Day 257: On the edge

My son has a fascination with knives, and he has quite a little collection, from samurai swords to fancy box cutters. He takes pretty decent care of them, and sometimes he spends time sharpening his knives so they split a piece of paper with just a little flip. It’s impressive to watch.

I don’t know who said it originally, but my friend told me about a quote this morning: “If you sharpen your blade too much, you lose your edge.” It stayed on my mind all day because it was thought-provoking. My friend and I were talking about it in terms of workload; sometimes the workload gets crazy with many projects in the air at the same time, and it may take one project more to send the whole juggling act to the ground. We were saying that when we get in that overload mode, that we don’t get downtime, and downtime is when we’re most creative. We all need that time to breathe. That helps us keep our edge.

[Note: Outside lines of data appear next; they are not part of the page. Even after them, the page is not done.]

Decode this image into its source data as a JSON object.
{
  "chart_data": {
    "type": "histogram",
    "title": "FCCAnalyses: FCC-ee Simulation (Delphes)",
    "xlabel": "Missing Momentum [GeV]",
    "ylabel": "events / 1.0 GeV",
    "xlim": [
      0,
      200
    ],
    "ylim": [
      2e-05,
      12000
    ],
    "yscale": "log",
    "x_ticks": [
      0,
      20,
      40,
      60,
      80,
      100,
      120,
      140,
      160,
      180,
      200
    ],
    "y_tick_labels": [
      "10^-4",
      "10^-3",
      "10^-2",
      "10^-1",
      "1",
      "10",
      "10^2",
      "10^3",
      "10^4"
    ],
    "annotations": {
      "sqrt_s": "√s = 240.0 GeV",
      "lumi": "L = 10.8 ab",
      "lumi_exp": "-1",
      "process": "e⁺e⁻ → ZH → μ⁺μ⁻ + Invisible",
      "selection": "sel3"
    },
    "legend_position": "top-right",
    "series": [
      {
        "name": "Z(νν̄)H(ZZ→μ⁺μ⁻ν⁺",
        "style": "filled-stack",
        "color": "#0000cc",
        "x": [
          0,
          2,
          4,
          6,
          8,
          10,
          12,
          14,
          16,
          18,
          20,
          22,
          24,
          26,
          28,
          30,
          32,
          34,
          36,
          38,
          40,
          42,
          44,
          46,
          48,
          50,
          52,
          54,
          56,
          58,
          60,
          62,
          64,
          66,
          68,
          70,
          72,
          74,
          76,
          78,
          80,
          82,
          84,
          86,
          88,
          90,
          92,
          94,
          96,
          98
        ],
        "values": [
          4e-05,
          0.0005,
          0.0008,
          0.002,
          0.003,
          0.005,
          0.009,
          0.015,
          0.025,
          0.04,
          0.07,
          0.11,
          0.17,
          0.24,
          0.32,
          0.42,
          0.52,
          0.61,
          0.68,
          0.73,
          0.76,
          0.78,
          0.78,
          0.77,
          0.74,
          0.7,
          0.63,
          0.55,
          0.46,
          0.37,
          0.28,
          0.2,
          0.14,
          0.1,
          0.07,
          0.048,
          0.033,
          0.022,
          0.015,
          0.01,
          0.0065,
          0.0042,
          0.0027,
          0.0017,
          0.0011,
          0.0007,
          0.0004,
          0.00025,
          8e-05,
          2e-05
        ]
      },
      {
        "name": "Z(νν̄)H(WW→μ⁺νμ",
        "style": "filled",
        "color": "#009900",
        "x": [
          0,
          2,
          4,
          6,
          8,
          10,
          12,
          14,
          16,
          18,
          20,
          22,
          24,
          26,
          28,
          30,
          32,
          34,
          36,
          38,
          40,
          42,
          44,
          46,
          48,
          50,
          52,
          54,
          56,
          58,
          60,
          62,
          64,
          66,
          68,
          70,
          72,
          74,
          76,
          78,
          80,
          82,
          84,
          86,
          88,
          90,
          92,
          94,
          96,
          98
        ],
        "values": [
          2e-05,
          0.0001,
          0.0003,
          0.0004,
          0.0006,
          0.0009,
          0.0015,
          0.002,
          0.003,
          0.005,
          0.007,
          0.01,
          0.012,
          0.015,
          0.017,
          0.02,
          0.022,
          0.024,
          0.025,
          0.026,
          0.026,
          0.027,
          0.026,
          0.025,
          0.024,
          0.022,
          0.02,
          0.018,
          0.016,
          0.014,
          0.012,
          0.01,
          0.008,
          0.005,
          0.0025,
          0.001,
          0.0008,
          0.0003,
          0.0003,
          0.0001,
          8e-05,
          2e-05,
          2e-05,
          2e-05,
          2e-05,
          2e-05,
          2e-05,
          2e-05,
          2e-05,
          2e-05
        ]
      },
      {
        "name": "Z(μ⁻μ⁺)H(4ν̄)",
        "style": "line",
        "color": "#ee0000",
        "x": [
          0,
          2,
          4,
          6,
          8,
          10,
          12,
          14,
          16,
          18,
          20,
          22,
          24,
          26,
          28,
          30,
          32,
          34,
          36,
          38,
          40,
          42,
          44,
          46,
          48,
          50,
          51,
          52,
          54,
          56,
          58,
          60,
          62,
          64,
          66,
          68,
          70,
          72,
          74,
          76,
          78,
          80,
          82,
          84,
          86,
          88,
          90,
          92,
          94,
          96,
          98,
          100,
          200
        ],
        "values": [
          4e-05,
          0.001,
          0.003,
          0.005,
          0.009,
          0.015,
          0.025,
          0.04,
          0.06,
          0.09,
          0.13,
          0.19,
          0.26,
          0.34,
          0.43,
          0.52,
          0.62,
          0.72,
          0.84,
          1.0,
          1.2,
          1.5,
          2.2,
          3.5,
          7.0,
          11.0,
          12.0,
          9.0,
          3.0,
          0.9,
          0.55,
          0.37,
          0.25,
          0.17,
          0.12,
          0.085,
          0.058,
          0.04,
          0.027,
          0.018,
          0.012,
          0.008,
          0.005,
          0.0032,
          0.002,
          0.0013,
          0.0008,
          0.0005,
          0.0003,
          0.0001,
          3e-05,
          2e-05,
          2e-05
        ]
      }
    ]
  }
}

The quote could also apply to working so long on getting ready for something that we never actually get to the goal. We work to make something look nice, and then we work on it some more, and then a bit more, and we never get around to actually doing it. At some point, we have to lose that perfectionistic tendency and go with what we have. Sometimes a dull knife is preferable to not being able to cut at all.

Then I thought about how we often get distracted by our many “improvement projects,” always to make ourselves more knowledgeable, or more attractive, or more marketable. Improving ourselves is good, but what about spending time on the things we’re really good at and passionate about? Don’t get me wrong. I love growing with new tasks and learning new things, but instead of being pulled in many directions, what if I really spend improvement time on my passions? You’ve probably heard the saying: “Practice doesn’t make perfect; perfect practice makes perfect.” My edge can never be truly sharp if I don’t hone my skill.

DAY 257 HOMEWORK: Maybe this quote has given you something to think about. What are you over-sharpening? Where do you need to gain your edge again? Maybe it gave you a totally different insight. If so, share your ideas with someone today.